Rationale: Volunteer annotators manually improve a computationally predicted gene set from the i5k pilot project. 
 
 
Before you begin:  
  • Identify the community contact of the organism you would like to help annotate from: Select your organism from the 'Organisms' drop-down menu on http://i5k.nal.usda.gov/. The community contact is listed under 'Organism details'. 
  • Communicate with your community contact about your annotation plans.
  • Register to annotate your organism here.  
  • Study the Apollo development team's user guide to learn how to manually annotate in Apollo. 
  • Sign in to the Apollo installation for your organism using the registration information that was sent to you. 
  • Identify the computationally predicted gene set for your species that will serve as your 'starting point' for annotation. Ask your community contact or i5k@ars.usda.gov if you are unsure which track this is. 

 

Rules: Once you have familiarized yourself with the manual annotation process in Apollo, follow these rules for manual annotation with the i5k pilot project:

 

  1. Add information to a gene prediction.
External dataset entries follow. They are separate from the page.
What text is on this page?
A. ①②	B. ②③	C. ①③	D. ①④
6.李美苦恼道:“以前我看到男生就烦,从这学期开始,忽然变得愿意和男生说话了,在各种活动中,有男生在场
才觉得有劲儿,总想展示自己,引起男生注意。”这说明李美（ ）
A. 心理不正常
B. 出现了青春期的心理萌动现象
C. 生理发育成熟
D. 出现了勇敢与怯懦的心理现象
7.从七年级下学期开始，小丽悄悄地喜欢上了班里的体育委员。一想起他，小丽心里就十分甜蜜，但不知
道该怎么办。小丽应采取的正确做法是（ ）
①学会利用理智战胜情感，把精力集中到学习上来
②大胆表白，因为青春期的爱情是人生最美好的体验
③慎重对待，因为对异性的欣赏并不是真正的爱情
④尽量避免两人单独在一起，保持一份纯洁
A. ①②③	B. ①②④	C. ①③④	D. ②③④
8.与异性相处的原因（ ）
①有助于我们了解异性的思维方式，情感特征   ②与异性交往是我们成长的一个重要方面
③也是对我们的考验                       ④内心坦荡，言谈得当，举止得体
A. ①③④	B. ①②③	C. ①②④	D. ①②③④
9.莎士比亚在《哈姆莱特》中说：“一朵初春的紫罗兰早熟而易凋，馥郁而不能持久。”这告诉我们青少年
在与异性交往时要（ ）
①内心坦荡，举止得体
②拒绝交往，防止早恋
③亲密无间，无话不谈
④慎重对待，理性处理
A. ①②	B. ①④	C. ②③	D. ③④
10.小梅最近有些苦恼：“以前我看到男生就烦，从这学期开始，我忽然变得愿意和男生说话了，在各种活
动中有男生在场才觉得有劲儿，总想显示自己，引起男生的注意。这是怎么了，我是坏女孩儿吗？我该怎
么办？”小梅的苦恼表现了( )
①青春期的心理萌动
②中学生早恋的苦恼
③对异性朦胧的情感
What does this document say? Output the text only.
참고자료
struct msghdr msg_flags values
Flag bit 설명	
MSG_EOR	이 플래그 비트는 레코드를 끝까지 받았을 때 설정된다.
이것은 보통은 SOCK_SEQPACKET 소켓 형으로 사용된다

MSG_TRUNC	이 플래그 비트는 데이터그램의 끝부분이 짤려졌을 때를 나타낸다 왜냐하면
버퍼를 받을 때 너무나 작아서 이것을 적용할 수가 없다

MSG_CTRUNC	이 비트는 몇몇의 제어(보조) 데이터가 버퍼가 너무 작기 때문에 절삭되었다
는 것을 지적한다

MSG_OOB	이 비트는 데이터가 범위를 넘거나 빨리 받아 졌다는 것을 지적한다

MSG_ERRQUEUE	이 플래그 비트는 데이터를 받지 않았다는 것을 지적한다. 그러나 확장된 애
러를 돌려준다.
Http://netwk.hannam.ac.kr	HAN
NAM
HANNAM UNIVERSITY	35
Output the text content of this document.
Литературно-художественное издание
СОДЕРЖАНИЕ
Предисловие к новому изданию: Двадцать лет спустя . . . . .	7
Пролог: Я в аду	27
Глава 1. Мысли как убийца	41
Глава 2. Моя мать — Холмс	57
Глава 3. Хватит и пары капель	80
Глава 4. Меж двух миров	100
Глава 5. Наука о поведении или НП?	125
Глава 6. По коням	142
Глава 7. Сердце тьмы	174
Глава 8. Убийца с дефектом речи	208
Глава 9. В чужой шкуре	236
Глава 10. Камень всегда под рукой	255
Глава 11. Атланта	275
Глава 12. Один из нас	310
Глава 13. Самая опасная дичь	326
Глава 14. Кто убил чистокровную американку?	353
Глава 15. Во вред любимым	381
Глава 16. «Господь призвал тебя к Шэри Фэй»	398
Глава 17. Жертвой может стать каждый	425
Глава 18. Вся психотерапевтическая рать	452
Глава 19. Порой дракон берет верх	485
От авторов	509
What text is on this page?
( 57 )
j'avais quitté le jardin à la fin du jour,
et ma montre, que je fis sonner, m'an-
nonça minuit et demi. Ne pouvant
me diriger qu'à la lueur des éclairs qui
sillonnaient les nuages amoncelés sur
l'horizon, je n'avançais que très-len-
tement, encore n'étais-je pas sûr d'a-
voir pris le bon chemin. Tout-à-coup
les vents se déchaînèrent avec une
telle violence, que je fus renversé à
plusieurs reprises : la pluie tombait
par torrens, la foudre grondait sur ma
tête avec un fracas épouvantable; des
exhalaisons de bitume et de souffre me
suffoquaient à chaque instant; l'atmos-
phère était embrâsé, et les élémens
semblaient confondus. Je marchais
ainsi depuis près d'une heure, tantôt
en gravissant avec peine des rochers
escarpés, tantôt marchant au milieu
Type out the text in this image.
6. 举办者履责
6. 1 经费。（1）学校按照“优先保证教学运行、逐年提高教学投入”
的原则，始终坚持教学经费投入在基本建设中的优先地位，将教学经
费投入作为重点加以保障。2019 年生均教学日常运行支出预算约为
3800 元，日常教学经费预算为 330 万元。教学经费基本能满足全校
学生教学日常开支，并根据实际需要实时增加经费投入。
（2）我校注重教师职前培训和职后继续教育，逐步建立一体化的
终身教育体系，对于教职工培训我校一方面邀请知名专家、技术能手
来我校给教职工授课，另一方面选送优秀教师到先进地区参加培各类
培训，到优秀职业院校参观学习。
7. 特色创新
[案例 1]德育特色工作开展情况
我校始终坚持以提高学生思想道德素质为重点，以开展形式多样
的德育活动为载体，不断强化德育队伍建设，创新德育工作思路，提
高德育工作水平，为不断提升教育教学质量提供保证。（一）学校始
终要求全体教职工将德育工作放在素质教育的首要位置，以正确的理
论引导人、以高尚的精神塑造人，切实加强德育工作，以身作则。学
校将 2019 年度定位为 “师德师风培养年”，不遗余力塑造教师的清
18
    • Add descriptive metadata about the gene prediction in the Information Editor (see below). Place all information in the 'mRNA' section of the Information Editor.

 

  1. Modify an existing gene prediction.

    • Perform gene structure modifications using the Web Apollo interface and external evidence. See the official Apollo user guide for more detailed examples. Only change an existing annotation if you have good external evidence.
    • Add information about your modifications in the Information Editor (see below). Place all information in the 'mRNA' section of the Information Editor.

 

  1. Create a new isoform.

    • Perform gene structure modifications as for “2) Modify an existing gene prediction”. Name each new isoform with the suffix ‘-RB’, ‘-RC’, etc. (See example figure below).
    • Additionally, elevate the original gene model/isoform to the user-created annotations track. If not, the original isoform will NOT be included in the final gene set.

 

 

 

  1. Create a new gene prediction.

    • We recommend only using existing evidence tracks (e.g. Augustus or Snap predictions) to generate your gene prediction.
    • Add information to both the ‘gene’ and ‘mRNA’ sections of the Information Editor (see below).

 

  1. Delete a gene prediction.

    • Elevate the gene prediction to the User-created annotations track.
    • In the Information Editor Status section, select the "Delete” radio button. Add information that supports your claim in the comments section.

 

The Information Editor. Bold items are required.

 

  1. Name: This can be the full name of the gene plus isoform e.g. 'ultraspiracle isoform A'. For multiple isoforms, use sequential letters, i.e. B, C…
  2. Symbol: Add the gene symbol given sufficient evidence (e.g. 'USP').
  3. Replaced Models: Enter the model name or ID of the computational gene prediction(s) that your manual curation replaces (if it does not replace a model, enter 'NA'). See our tutorial for further explanation.
  4. Description: A longer description of the mRNA name if necessary.
  5. Status: Click 'Approved' when you have confirmed that the annotation is correct. Click 'Delete' if this gene model should be deleted from the comptuationally predicted gene set.
  6. DBXRefs: Cross-references to other databases from which you have derived evidence, such as InterPro for protein domains, or UniProt for homology. Include the database name and evidence ID.
  7. PubMed IDs. If there is any published literature in support of this gene model, you can add the PubMed ID here.
  8. Gene Ontology IDs. Assign GO IDs if you have sufficient evidence for them.
  9. Comments. You may use the 'Comments' field to describe the actions you took for your annotation, and any other notes that you would like to communicate about the annotation.